Par ordonnance rendue le 14 février dernier, le juge des référés de Nanterre a fait droit à la demande d’un CSE de voir suspendre le déploiement de nouvelles applications informatiques mettant en œuvre des procédés d’intelligence artificielle jusqu’à l’achèvement de sa consultation.
Dans cette affaire, le CSE considérait que les nouvelles applications informatiques avaient été mises en œuvre sans attendre son avis, ce qui constituait un trouble manifestement illicite et une entrave à ses prérogatives.
L’employeur soutenait, pour sa part, que les outils informatiques litigieux étaient en cours d’expérimentation et non encore mis en œuvre.
Le juge des référés du Tribunal judiciaire de Nanterre a considéré que la phase pilote impliquait néanmoins l’utilisation des nouveaux logiciels, au moins partiellement par l’ensemble des salariés concernés. Selon le Tribunal « cette phase ne peut dès lors être regardée comme une simple expérimentation nécessaire à la présentation d’un projet suffisamment abouti, mais s’analyse au contraire comme une première mise en œuvre des applicatifs informatiques soumis à consultation. Or, il est constant que le comité n’a pas encore rendu son avis sur ces outils. Leur déploiement anticipé constitue dès lors un trouble manifestement illicite »
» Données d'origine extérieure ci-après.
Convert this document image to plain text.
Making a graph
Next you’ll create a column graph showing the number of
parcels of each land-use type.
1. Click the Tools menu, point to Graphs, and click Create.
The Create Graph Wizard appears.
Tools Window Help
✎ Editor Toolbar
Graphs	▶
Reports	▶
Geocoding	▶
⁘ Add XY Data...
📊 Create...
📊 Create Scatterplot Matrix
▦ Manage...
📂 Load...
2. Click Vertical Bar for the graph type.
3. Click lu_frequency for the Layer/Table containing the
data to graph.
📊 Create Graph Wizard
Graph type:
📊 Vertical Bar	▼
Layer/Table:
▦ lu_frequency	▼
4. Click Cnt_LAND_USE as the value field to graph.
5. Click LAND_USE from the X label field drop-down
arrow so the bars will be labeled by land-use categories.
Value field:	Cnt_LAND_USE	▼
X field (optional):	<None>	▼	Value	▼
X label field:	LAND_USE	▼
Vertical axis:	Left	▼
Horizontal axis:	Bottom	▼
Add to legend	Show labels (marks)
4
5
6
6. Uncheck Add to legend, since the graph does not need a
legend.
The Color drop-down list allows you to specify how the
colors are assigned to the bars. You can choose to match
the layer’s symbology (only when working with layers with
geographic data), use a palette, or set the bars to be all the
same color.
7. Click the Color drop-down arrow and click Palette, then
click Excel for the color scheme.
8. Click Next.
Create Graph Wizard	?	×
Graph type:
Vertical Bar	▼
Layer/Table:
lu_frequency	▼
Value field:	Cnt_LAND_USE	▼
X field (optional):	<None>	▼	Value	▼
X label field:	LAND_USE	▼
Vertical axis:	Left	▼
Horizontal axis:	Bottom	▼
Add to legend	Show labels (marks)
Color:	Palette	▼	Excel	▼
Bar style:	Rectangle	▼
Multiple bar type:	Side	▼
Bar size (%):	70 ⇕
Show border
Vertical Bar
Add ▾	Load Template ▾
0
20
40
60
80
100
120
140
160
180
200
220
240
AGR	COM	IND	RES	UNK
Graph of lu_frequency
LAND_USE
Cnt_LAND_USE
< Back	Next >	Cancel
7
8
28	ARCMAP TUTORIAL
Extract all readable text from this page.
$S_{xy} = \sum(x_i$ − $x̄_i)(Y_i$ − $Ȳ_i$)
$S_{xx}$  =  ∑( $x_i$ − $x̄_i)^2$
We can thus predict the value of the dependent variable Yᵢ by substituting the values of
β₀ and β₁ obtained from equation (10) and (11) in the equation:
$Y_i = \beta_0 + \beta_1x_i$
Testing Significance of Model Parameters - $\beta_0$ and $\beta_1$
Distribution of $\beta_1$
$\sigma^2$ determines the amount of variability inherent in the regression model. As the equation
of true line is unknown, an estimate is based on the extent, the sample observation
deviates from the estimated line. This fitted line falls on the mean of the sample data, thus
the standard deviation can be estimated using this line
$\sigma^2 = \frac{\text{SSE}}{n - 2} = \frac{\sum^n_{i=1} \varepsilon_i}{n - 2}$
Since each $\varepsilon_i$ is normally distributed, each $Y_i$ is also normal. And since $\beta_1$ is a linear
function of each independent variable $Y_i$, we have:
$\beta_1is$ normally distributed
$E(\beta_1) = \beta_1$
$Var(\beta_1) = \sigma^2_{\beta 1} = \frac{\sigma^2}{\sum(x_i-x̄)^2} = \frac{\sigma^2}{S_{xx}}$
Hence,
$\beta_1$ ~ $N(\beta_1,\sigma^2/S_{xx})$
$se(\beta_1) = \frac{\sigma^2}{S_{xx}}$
Rappelons que, selon l’article L. 2312-8 du Code du travail, le CSE doit être consulté sur les questions intéressant l’organisation, la gestion et la marche générale de l’entreprise et notamment sur l’introduction de nouvelles technologies. Selon une jurisprudence bien établie, la consultation du CSE s’impose si la mesure envisagée intéresse l’organisation, la gestion ou la marche de l’entreprise et revêt une certaine importance. Cette consultation doit, pour avoir un effet utile, intervenir avant la mise en œuvre du projet.
Il convient de relever l’existence d’autres décisions, rendues notamment par la chambre criminelle de la Cour de cassation, qui ont considéré que l’introduction d’un nouveau logiciel ne constituait pas un projet important imposant la consultation du comité (Cass. crim., 3 mai 1994 n°93-80.911 ; Cass. crim., 13 septembre 2005 n°04-86.887).
A voir donc si l’ordonnance du Tribunal judiciaire de Nanterre sera contestée et, éventuellement, infirmée.